Biobakery metagenomics memory storage requirements for running Biobakery wgmx pipeline

Hello Biobakery admins and users,

First time using the Biobakery pipeline for my metagenomics data. I have 160 fastaq.gz files (pair-end) for 80 samples. Each file is about 8 GB. I have 3TB of memory space available in my cluster lab directory to run the pipeline; the raw data itself is taking about ~1.3 TB of space, so I have ~1.7 TB of storage space. I ran the script I wrote for the Biobakery pipeline, but after running for 13 hrs, the script timed out due to it running out of disk space (when I checked the amount of memory available it said 0 TB). I wanted to ask if there was a way to determine, ahead of time, how much memory I’ll need to run the pipeline so that I can request an increase.

Thank you. :slight_smile:

Update, I’ve added the option “–remove-intermediate-output” into my script. I’d still like an answer to my question, but figured adding this option to my command should circumvent the issue of running out of disk space.

Update, despite removing intermediate files I ran out of space. Before I request more storage space from our cluster, can someone provide an answer to my question?

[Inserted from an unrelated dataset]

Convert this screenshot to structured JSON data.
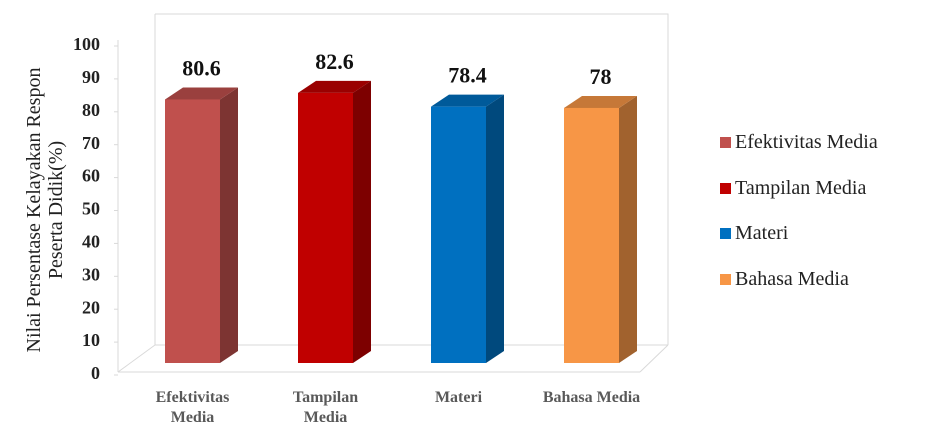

Hi @Mak0130 , Yes, that is a great option to add. It will reduce the overall disk space needed a lot. In general while running the workflows I would estimate you would need about 3x the amount of disk space for intermediate files. So if you have ~1.2 Tb of input files I would estimate you would need about 3.8 Tb of disk space overall if you were to run all of your inputs files at once. Since you have 3 Tb in total of disk space I would suggest running your input files in batches to split up your runs into 3 or 4 sets. You can do this if you are using the biobakery workflows by adding the option --local-jobs N or --grid-jobs N and only N jobs will run at once. Please post if you run into any additional issues!

Thanks!
Lauren

Thanks for the reply! I am running all my files at once, the “Kneaddata” part of the pipeline finished this morning, and it took 4.2 TB of memory space. Luckily I requested an increase in my memory storage space to about 7 TB. Currently using 5.6 TB of the 7 TB. Hopefully the 1.4 TB left is enough for the remaining portion. Will update when it’s finished running. If I run out of disk space again, I’ll split the analysis into batches. Thanks!